Rocky Anderson, a senior at Klahowya Secondary School, treks out to Anderson Creek once a month to collect data from the creek as part of a science class.  - Photo by Celeste Cornish
Rocky Anderson, a senior at Klahowya Secondary School, treks out to Anderson Creek once a month to collect data from the creek as part of a science class.
— image credit: Photo by Celeste Cornish

As soon as Klahowya Secondary School senior Rocky Alexander got out of school on April 14, he grabbed his wading boots and headed for Anderson Creek. He wasn’t finished learning for the day just quite yet.

Alexander is currently a student in science teacher Bill Wilson’s stream ecology class, which carries a theme that goes well beyond the confines of the classroom walls.

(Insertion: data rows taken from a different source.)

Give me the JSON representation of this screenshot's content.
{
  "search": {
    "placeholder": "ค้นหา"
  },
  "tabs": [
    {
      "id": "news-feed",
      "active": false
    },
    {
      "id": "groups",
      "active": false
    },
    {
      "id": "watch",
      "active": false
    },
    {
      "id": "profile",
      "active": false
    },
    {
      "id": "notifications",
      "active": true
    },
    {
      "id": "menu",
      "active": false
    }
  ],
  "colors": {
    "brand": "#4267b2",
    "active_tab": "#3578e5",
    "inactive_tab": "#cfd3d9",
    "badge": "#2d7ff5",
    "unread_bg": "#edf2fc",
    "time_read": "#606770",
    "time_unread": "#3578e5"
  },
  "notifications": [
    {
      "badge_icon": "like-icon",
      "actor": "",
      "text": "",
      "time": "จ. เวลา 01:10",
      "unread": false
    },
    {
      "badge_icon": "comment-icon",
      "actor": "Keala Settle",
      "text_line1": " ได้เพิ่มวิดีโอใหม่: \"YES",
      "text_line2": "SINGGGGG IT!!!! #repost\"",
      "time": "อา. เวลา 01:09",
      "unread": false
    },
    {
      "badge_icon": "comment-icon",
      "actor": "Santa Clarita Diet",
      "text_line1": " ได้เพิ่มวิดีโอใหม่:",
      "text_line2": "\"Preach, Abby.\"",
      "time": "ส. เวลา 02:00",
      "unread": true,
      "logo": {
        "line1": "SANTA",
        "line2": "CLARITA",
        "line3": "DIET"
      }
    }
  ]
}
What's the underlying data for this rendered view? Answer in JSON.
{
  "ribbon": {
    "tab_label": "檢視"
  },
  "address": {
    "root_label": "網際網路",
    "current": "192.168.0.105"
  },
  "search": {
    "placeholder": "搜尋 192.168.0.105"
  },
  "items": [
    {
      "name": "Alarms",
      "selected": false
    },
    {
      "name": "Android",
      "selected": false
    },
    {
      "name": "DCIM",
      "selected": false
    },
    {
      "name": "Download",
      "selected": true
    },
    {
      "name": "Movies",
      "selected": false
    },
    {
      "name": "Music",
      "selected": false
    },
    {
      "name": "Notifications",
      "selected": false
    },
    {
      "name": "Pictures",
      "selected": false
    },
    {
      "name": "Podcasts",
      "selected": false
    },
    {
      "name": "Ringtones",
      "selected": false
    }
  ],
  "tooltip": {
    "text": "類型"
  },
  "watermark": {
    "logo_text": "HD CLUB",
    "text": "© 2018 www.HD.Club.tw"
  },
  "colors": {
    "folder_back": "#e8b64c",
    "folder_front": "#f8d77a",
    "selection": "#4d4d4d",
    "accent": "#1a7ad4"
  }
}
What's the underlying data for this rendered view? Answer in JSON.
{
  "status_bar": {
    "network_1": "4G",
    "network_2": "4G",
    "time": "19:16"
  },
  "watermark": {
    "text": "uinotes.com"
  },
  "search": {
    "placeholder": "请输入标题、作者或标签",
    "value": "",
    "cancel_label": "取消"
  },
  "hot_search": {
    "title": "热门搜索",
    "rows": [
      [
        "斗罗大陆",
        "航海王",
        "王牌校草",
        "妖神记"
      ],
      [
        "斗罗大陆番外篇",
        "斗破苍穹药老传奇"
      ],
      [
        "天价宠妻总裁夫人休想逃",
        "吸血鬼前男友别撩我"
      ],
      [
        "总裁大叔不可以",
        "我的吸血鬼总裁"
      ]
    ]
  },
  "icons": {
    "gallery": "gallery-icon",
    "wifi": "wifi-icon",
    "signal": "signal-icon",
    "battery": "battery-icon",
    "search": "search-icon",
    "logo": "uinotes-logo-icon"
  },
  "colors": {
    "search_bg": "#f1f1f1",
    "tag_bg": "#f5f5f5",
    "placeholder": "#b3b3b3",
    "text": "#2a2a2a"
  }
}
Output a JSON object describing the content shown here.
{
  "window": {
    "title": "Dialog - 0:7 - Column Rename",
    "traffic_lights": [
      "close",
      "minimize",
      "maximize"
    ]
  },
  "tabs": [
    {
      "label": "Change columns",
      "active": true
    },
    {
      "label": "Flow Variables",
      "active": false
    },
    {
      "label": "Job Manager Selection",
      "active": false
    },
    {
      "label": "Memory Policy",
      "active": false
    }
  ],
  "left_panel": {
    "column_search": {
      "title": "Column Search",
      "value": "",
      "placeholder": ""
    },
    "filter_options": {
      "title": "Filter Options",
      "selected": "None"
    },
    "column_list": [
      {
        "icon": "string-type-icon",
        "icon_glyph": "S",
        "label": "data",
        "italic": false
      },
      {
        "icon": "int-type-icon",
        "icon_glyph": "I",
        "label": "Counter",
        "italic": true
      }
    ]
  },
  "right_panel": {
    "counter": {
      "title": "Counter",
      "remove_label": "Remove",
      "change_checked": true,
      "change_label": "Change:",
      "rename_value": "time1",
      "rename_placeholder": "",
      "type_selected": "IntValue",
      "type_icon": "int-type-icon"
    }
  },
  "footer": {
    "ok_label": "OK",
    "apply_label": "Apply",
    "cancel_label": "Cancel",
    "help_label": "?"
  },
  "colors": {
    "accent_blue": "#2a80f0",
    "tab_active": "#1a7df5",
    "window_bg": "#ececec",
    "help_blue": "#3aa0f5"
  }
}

As part of the class, Alexander and his lab partner, junior Tiffany Weir, trek out to Anderson Creek once a month to collect details of how the stream is changing over time, Anderson said.

The two test the stream for fecal coliform, check the stream’s oxygen levels, the amount of waterflow and how cloudy the water is. The data is kept in Klahowya’s databank.

On Thursday, the data collected was part of a bigger scheme. Anderson joined hundreds of students statewide who also were testing other streams in the Hood Canal watershed.

“We’re providing a snapshot on this day of what the water quality of all the streams is,” he said. The information will become part of a statewide database.

Anderson and Weir have been working on the project since October. The information collected this year is establishing a baseline for Anderson Creek, which is part of the Hood Canal watershed.

If there is something unusual about the data, Wilson will forward the information to the appropriate state department. For instance, if there is an extreme amount of fecal coliform — which generally means that septic systems along the watershed are failing — he will send that information to the Kitsap County Health District.

All the students in the class have to do a project that combines book learning with outside lab work.

“The projects are my way of getting students to monitor, and in some cases take care of, the environmnent,” he said.

Wilson added that his stream ecology class is where the students can take what they learn in class and see how book knowledge can be applied to real life. One of the main intents of the class is to monitor the effect of growth and development on the area’s water supply.

For instance, Wilson said that when new parking lots are developed, the rain runoff from the parking lot would have a lot of impervious sediments — or sediments that would block water flow — in it.

“If a lot of impervious sediments are added, like those in parking lots, that can change the flow of water,” he said.